The abstract boundary—a new approach to singularities of manifolds

Abstract

A new scheme is proposed for dealing with the problem of singularities in General Relativity. The proposal is, however, much more general than this. It can be used to deal with manifolds of any dimension which are endowed with nothing more than an affine connection, and requires a family C of curves satisfying a bounded parameter property to be specified at the outset. All affinely parametrised geodesics are usually included in this family, but different choices of family C will in general lead to different singularity structures. Our key notion is the abstract boundary or a-boundary of a manifold, which is defined for any manifold M and is independent of both the affine connection and the chosen family C of curves. The a-boundary is made up of equivalence classes of boundary points of M in all possible open embeddings.

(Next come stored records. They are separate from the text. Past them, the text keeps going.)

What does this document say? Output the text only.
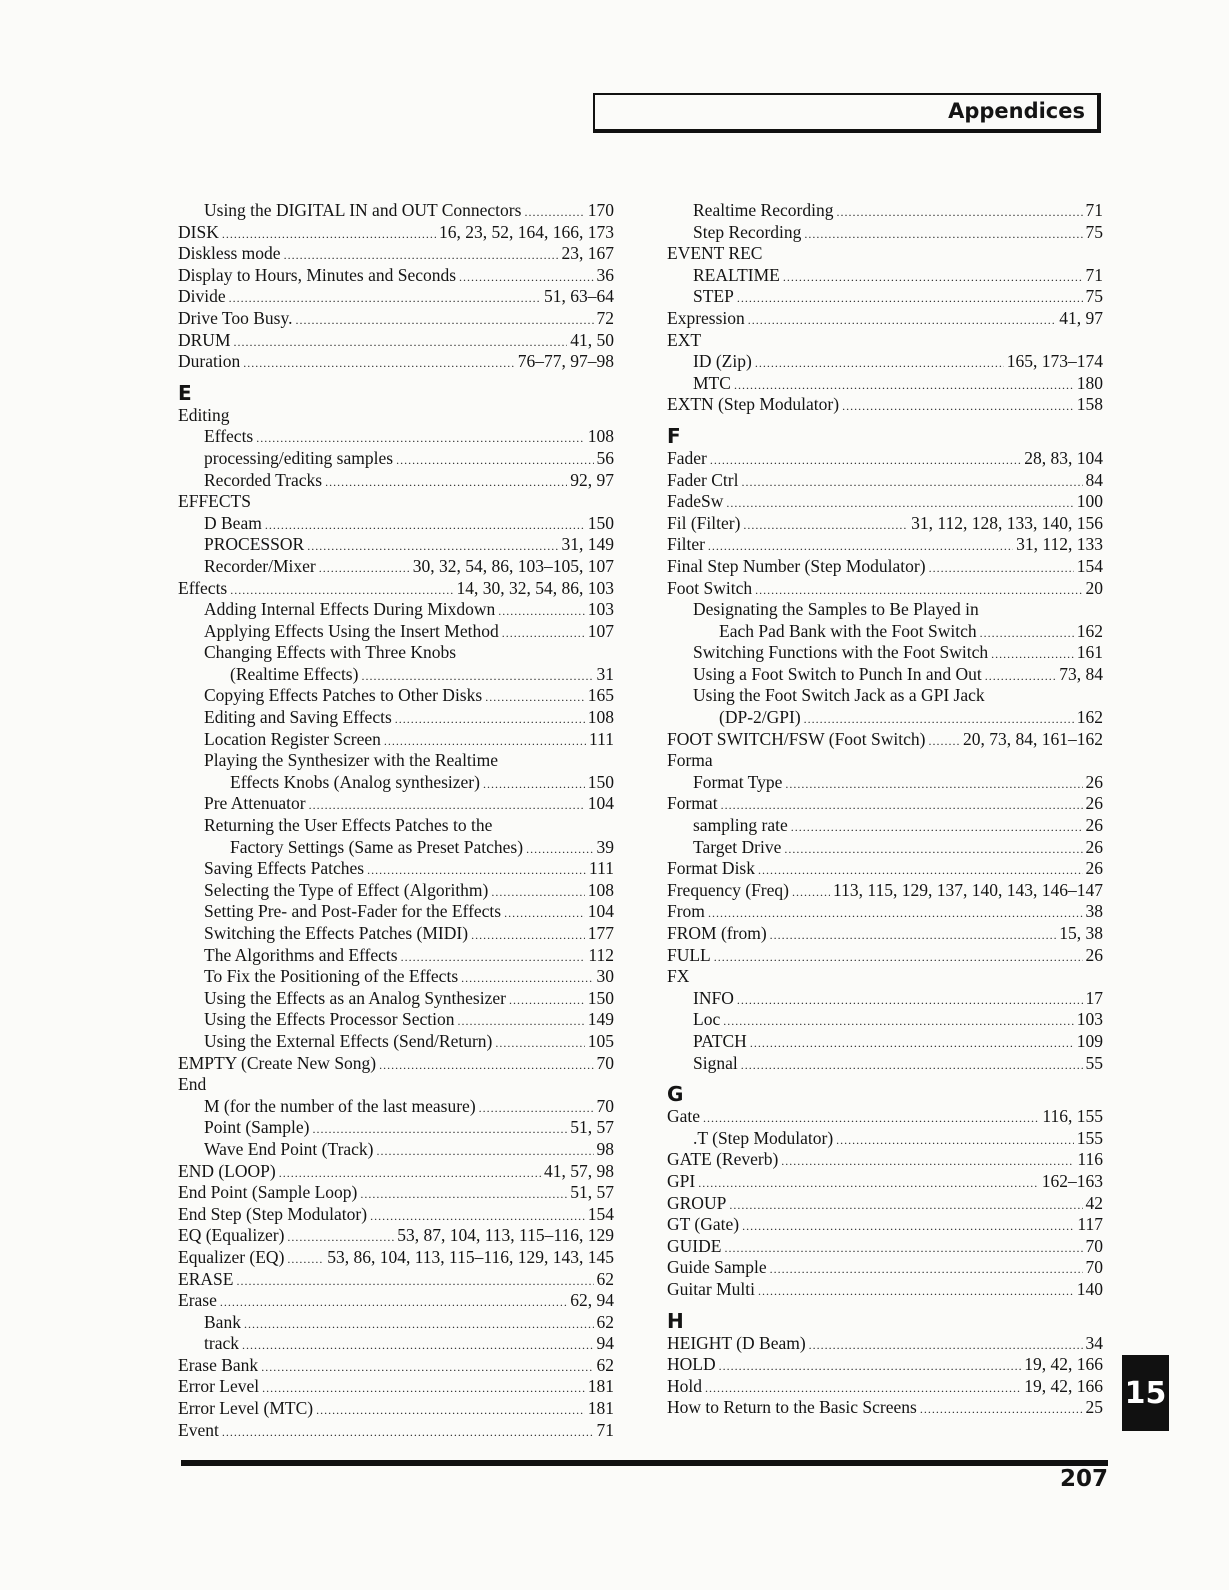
Appendices
Using the DIGITAL IN and OUT Connectors .....	170
DISK .....	16, 23, 52, 164, 166, 173
Diskless mode .....	23, 167
Display to Hours, Minutes and Seconds .....	36
Divide .....	51, 63–64
Drive Too Busy. .....	72
DRUM .....	41, 50
Duration .....	76–77, 97–98
E
Editing
Effects .....	108
processing/editing samples .....	56
Recorded Tracks .....	92, 97
EFFECTS
D Beam .....	150
PROCESSOR .....	31, 149
Recorder/Mixer .....	30, 32, 54, 86, 103–105, 107
Effects .....	14, 30, 32, 54, 86, 103
Adding Internal Effects During Mixdown .....	103
Applying Effects Using the Insert Method .....	107
Changing Effects with Three Knobs
(Realtime Effects) .....	31
Copying Effects Patches to Other Disks .....	165
Editing and Saving Effects .....	108
Location Register Screen .....	111
Playing the Synthesizer with the Realtime
Effects Knobs (Analog synthesizer) .....	150
Pre Attenuator .....	104
Returning the User Effects Patches to the
Factory Settings (Same as Preset Patches) .....	39
Saving Effects Patches .....	111
Selecting the Type of Effect (Algorithm) .....	108
Setting Pre- and Post-Fader for the Effects .....	104
Switching the Effects Patches (MIDI) .....	177
The Algorithms and Effects .....	112
To Fix the Positioning of the Effects .....	30
Using the Effects as an Analog Synthesizer .....	150
Using the Effects Processor Section .....	149
Using the External Effects (Send/Return) .....	105
EMPTY (Create New Song) .....	70
End
M (for the number of the last measure) .....	70
Point (Sample) .....	51, 57
Wave End Point (Track) .....	98
END (LOOP) .....	41, 57, 98
End Point (Sample Loop) .....	51, 57
End Step (Step Modulator) .....	154
EQ (Equalizer) .....	53, 87, 104, 113, 115–116, 129
Equalizer (EQ) ..... 53, 86, 104, 113, 115–116, 129, 143, 145
ERASE .....	62
Erase .....	62, 94
Bank .....	62
track .....	94
Erase Bank .....	62
Error Level .....	181
Error Level (MTC) .....	181
Event .....	71
Realtime Recording .....	71
Step Recording .....	75
EVENT REC
REALTIME .....	71
STEP .....	75
Expression .....	41, 97
EXT
ID (Zip) .....	165, 173–174
MTC .....	180
EXTN (Step Modulator) .....	158
F
Fader .....	28, 83, 104
Fader Ctrl .....	84
FadeSw .....	100
Fil (Filter) .....	31, 112, 128, 133, 140, 156
Filter .....	31, 112, 133
Final Step Number (Step Modulator) .....	154
Foot Switch .....	20
Designating the Samples to Be Played in
Each Pad Bank with the Foot Switch .....	162
Switching Functions with the Foot Switch .....	161
Using a Foot Switch to Punch In and Out .....	73, 84
Using the Foot Switch Jack as a GPI Jack
(DP-2/GPI) .....	162
FOOT SWITCH/FSW (Foot Switch) ..... 20, 73, 84, 161–162
Forma
Format Type .....	26
Format .....	26
sampling rate .....	26
Target Drive .....	26
Format Disk .....	26
Frequency (Freq) .....	113, 115, 129, 137, 140, 143, 146–147
From .....	38
FROM (from) .....	15, 38
FULL .....	26
FX
INFO .....	17
Loc .....	103
PATCH .....	109
Signal .....	55
G
Gate .....	116, 155
.T (Step Modulator) .....	155
GATE (Reverb) .....	116
GPI .....	162–163
GROUP .....	42
GT (Gate) .....	117
GUIDE .....	70
Guide Sample .....	70
Guitar Multi .....	140
H
HEIGHT (D Beam) .....	34
HOLD .....	19, 42, 166
Hold .....	19, 42, 166
How to Return to the Basic Screens .....	25 15
207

It is shown that for a pseudo-Riemannian manifold ( M , g) with a specified family C of curves, the abstract boundary points can then be split up into four main categories—regular, points at infinity, unapproachable points and singularities. Precise definitions are also provided for the notions of a removable singularity and a directional singularity. The pseudo-Riemannian manifold will be said to be singularity-free if its abstract boundary contains no singularities. The scheme passes a number of tests required of any theory of singularities. For instance, it is shown that all compact manifolds are singularity-free, irrespective of the metric and chosen family C . All geodesically complete pseudo-Riemannian manifolds are also singularity-free if the family C simply consists of all affinely parametrised geodesics. Furthermore, if any closed region is excised from a singularity-free manifold then the resulting manifold is still singularity-free. Numerous examples are given throughout the text. Problematic cases posed by Geroch and Misner are discussed in the context of the a-boundary and are shown to be readily accommodated.